Preet Bharara, U.S. attorney for the Federal Court in Manhattan, arrives for a meeting with then-President-elect Donald Trump at Trump Tower in New York City on November 30. Bharara said Trump asked him to stay on as New York U.S. attorney, and said that he planned to do so. On Friday, Trump's administration dismissed Bharara and 45 other federal prosecutors who were appointed by former President Barack Obama. File Photo by Albin Lohr-Jones/UPI/Pool | License Photo

March 11 (UPI) — In a surprising, but not entirely unusual, move Friday, nearly four dozen federal prosecutors in the U.S. Department of Justice — holdovers from the administration of Barack Obama — were ordered to immediately resign by the new Republican administration.

In all, 46 U.S. attorneys were told Friday they must resign, wiping away the last remaining Justice Department personnel installed by the former president.
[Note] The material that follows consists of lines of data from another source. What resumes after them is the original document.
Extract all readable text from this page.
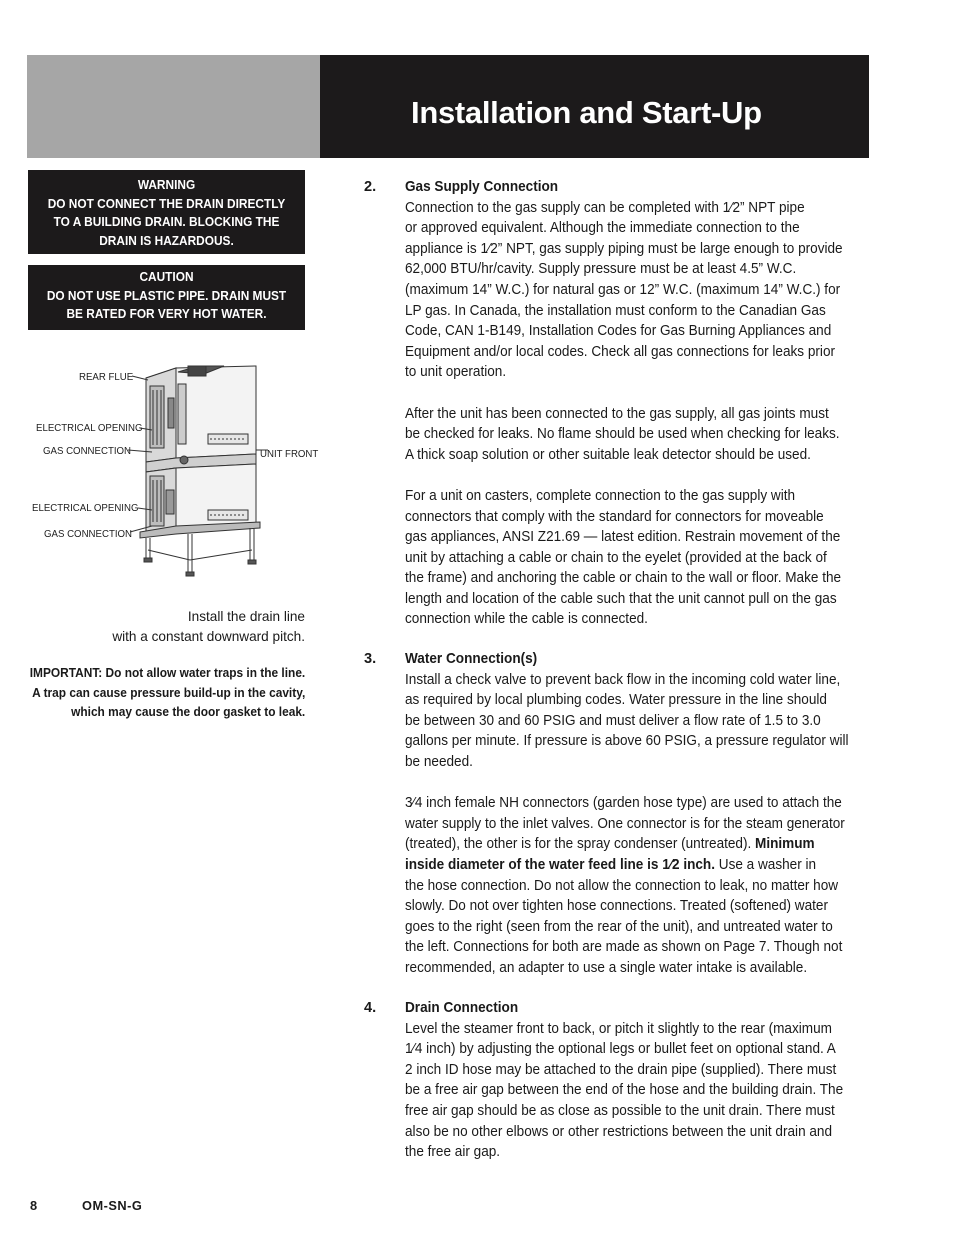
Installation and Start-Up
WARNING
DO NOT CONNECT THE DRAIN DIRECTLY
TO A BUILDING DRAIN. BLOCKING THE
DRAIN IS HAZARDOUS.
CAUTION
DO NOT USE PLASTIC PIPE. DRAIN MUST
BE RATED FOR VERY HOT WATER.
REAR FLUE
ELECTRICAL OPENING
GAS CONNECTION	UNIT FRONT
ELECTRICAL OPENING
GAS CONNECTION
Install the drain line
with a constant downward pitch.
IMPORTANT: Do not allow water traps in the line.
A trap can cause pressure build-up in the cavity,
which may cause the door gasket to leak.
2. Gas Supply Connection
Connection to the gas supply can be completed with 1⁄2” NPT pipe
or approved equivalent. Although the immediate connection to the
appliance is 1⁄2” NPT, gas supply piping must be large enough to provide
62,000 BTU/hr/cavity. Supply pressure must be at least 4.5” W.C.
(maximum 14” W.C.) for natural gas or 12” W.C. (maximum 14” W.C.) for
LP gas. In Canada, the installation must conform to the Canadian Gas
Code, CAN 1-B149, Installation Codes for Gas Burning Appliances and
Equipment and/or local codes. Check all gas connections for leaks prior
to unit operation.
After the unit has been connected to the gas supply, all gas joints must
be checked for leaks. No flame should be used when checking for leaks.
A thick soap solution or other suitable leak detector should be used.
For a unit on casters, complete connection to the gas supply with
connectors that comply with the standard for connectors for moveable
gas appliances, ANSI Z21.69 — latest edition. Restrain movement of the
unit by attaching a cable or chain to the eyelet (provided at the back of
the frame) and anchoring the cable or chain to the wall or floor. Make the
length and location of the cable such that the unit cannot pull on the gas
connection while the cable is connected.
3. Water Connection(s)
Install a check valve to prevent back flow in the incoming cold water line,
as required by local plumbing codes. Water pressure in the line should
be between 30 and 60 PSIG and must deliver a flow rate of 1.5 to 3.0
gallons per minute. If pressure is above 60 PSIG, a pressure regulator will
be needed.
3⁄4 inch female NH connectors (garden hose type) are used to attach the
water supply to the inlet valves. One connector is for the steam generator
(treated), the other is for the spray condenser (untreated). Minimum
inside diameter of the water feed line is 1⁄2 inch. Use a washer in
the hose connection. Do not allow the connection to leak, no matter how
slowly. Do not over tighten hose connections. Treated (softened) water
goes to the right (seen from the rear of the unit), and untreated water to
the left. Connections for both are made as shown on Page 7. Though not
recommended, an adapter to use a single water intake is available.
4. Drain Connection
Level the steamer front to back, or pitch it slightly to the rear (maximum
1⁄4 inch) by adjusting the optional legs or bullet feet on optional stand. A
2 inch ID hose may be attached to the drain pipe (supplied). There must
be a free air gap between the end of the hose and the building drain. The
free air gap should be as close as possible to the unit drain. There must
also be no other elbows or other restrictions between the unit drain and
the free air gap.
8	OM-SN-G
Deputy U.S. attorneys, their supervisors, have been left in place for now in an acting capacity, a department spokeswoman said.
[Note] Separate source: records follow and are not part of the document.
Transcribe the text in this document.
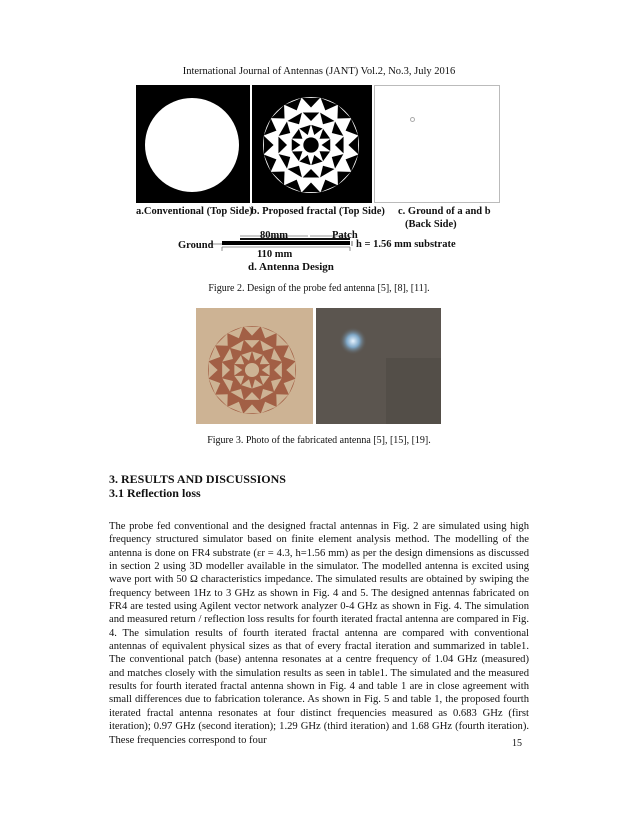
International Journal of Antennas (JANT) Vol.2, No.3, July 2016
a.Conventional (Top Side)
b. Proposed fractal (Top Side) c. Ground of a and b
(Back Side)
80mm	Patch
Ground	h = 1.56 mm substrate
110 mm
d. Antenna Design
Figure 2. Design of the probe fed antenna [5], [8], [11].
Figure 3. Photo of the fabricated antenna [5], [15], [19].
3. RESULTS AND DISCUSSIONS
3.1 Reflection loss
The probe fed conventional and the designed fractal antennas in Fig. 2 are simulated using high frequency structured simulator based on finite element analysis method. The modelling of the antenna is done on FR4 substrate (εr = 4.3, h=1.56 mm) as per the design dimensions as discussed in section 2 using 3D modeller available in the simulator. The modelled antenna is excited using wave port with 50 Ω characteristics impedance. The simulated results are obtained by swiping the frequency between 1Hz to 3 GHz as shown in Fig. 4 and 5. The designed antennas fabricated on FR4 are tested using Agilent vector network analyzer 0-4 GHz as shown in Fig. 4. The simulation and measured return / reflection loss results for fourth iterated fractal antenna are compared in Fig. 4. The simulation results of fourth iterated fractal antenna are compared with conventional antennas of equivalent physical sizes as that of every fractal iteration and summarized in table1. The conventional patch (base) antenna resonates at a centre frequency of 1.04 GHz (measured) and matches closely with the simulation results as seen in table1. The simulated and the measured results for fourth iterated fractal antenna shown in Fig. 4 and table 1 are in close agreement with small differences due to fabrication tolerance. As shown in Fig. 5 and table 1, the proposed fourth iterated fractal antenna resonates at four distinct frequencies measured as 0.683 GHz (first iteration); 0.97 GHz (second iteration); 1.29 GHz (third iteration) and 1.68 GHz (fourth iteration). These frequencies correspond to four	15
New U.S. presidential administrations typically restructure Justice Department staff to better reflect their agenda and political strategy, but experts say Trump’s abrupt move to fire them all at once is a bit unorthodox.

“As was the case in prior transitions, many of the United States Attorneys nominated by the previous administration already have left the Department of Justice,” department spokeswoman Sarah Isgur Flores said in an email Friday. “The Attorney General has now asked the remaining 46 [Obama]-appointed U.S. Attorneys to tender their resignations in order to ensure a uniform transition.”

There are 93 U.S. attorneys across the country. Before Friday’s dismissals, the other 47 prosecutors had already stepped aside.

Preet Bharara, a U.S. attorney in Manhattan who’s been involved with several high profile federal prosecutions during Obama’s tenure, said he was caught off guard when he received a call Friday from acting Deputy Attorney General Dana Boente.

In November, Bharara, 48, met with then-president-elect Trump and communicated his intention to stay on as a federal prosecutor.

“We had a good meeting. I said I would absolutely consider staying on. I agreed to stay on,” he said on Nov. 30, adding that Attorney General designate Jeff Sessions had also asked him to remain in the post.

“Until the new U.S. Attorneys are confirmed, the dedicated career prosecutors in our U.S. Attorney’s Offices will continue the great work of the Department in investigating, prosecuting, and deterring the most violent offenders,” Flores’ statement noted.

It remains to be seen how the firings affect Boente, who is also an Obama appointee for the Eastern District of Virginia. Boente, 63, was named temporary attorney general last month after the previous acting chief, Sally Yates, said the department would not defend Trump’s controversial immigration travel ban in court.

Both Trump and Sessions could decide to keep on some Obama-era prosecutors at their discretion, however.

Typically, new presidential administrations are gradual in their replacement of federal prosecutors. Some, though, mirrored Trump by acting quickly. President Bill Clinton fired all 93 U.S. attorneys at once when he took office in 1993.